Allá por 1981 sucedió un hecho que soliviantó a las vecinas de un barrio de Totana. Pasó lo que voy a contaros en lo más caluroso de aquel verano.
Un hombre, llamémosle Ojo Cáncamo (no puedo decir su nombre verdadero), se acordó de que cuando él era crío había hombres en el pueblo que se disfrazaban de fantasmas para no ser reconocidos (se tapaban la cabeza con un trapo en el que agujereaban ojos y boca). Entonces salían de madrugada para asomarse a las ventanas abiertas por el calor y escudriñar a las mujeres que dormían solas y destapadas.

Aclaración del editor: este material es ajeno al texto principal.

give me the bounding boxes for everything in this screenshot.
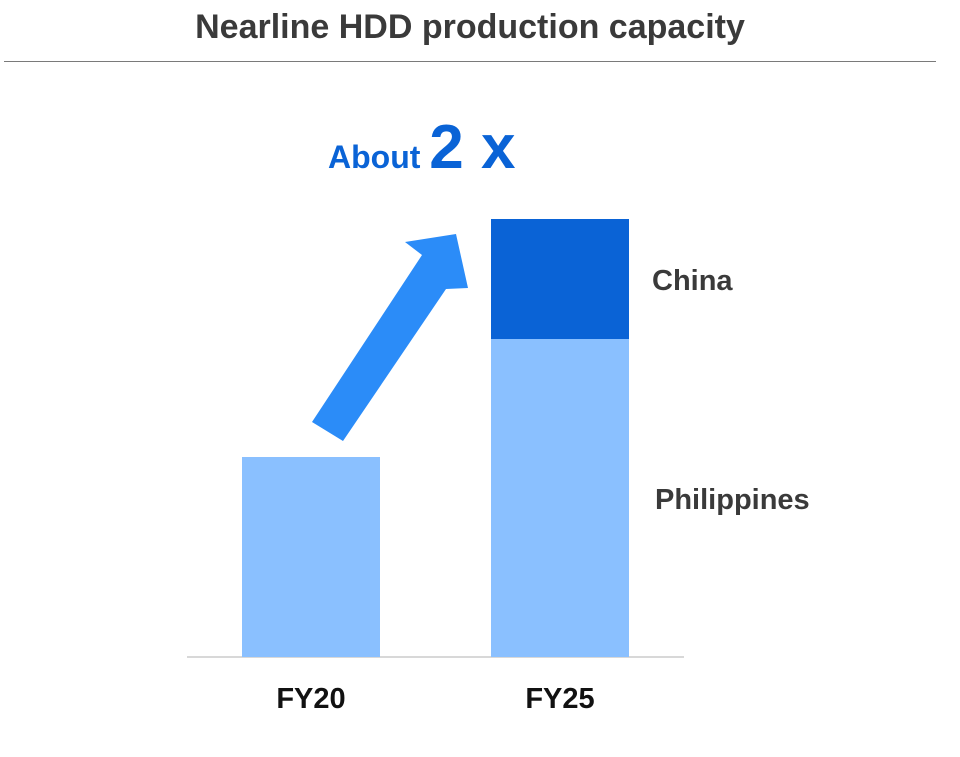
annotation-value: 2 x (429, 113, 516, 182)
series-label-philippines: Philippines (655, 484, 810, 516)
annotation-prefix: About (328, 139, 430, 175)
x-tick-label: FY20 (276, 683, 345, 715)
growth-annotation: About 2 x (328, 112, 516, 183)
growth-arrow-icon (312, 234, 468, 441)
series-label-china: China (652, 265, 733, 297)
bar-philippines-fy25 (491, 339, 629, 657)
bar-china-fy25 (491, 219, 629, 339)
bar-philippines-fy20 (242, 457, 380, 657)
chart-title: Nearline HDD production capacity (195, 8, 745, 46)
title-divider (4, 61, 936, 62)
x-tick-label: FY25 (525, 683, 594, 715)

Decidió hacer eso mismo. Como era vecino sabía a las ventanas que tenía que asomarse. La primera noche hizo la ronda sin contratiempos. Eso se creyó él, pero alguna, entre el sueño y la vigilia, lo vio. A la mañana siguiente no se hablaba de otra cosa entre las mujeres que del fantasma. Ojo Cáncamo, confiado en que no le había pasado nada la primera vez, decidió hacer otra ronda tres días después. Esperó hasta las dos de la madrugada, se puso la capucha y salió a espiar a las mujeres que él creía dormidas y desprevenidas. Ay, pero esta vez, en cuanto la primera lo vio, se levantó y glugluteó como un pavo real. Era la señal convenida. Salieron las vecinas, que ya lo tenían planeado, y le echaron encima calderos de agua sucia, peladuras de higos de pala, tomates podridos que tenían preparados detrás de las puertas, mientras que otras le atizaban con las escobas.
Ojo Cáncamo huyó como pudo, sin un gemido para que no le conocieran por la voz, agarrándose el trapo con las dos manos para que no se lo arrancara aquella turba que se carcajeaba de lo tonto que era.
No volvió a saberse de ningún fantasma.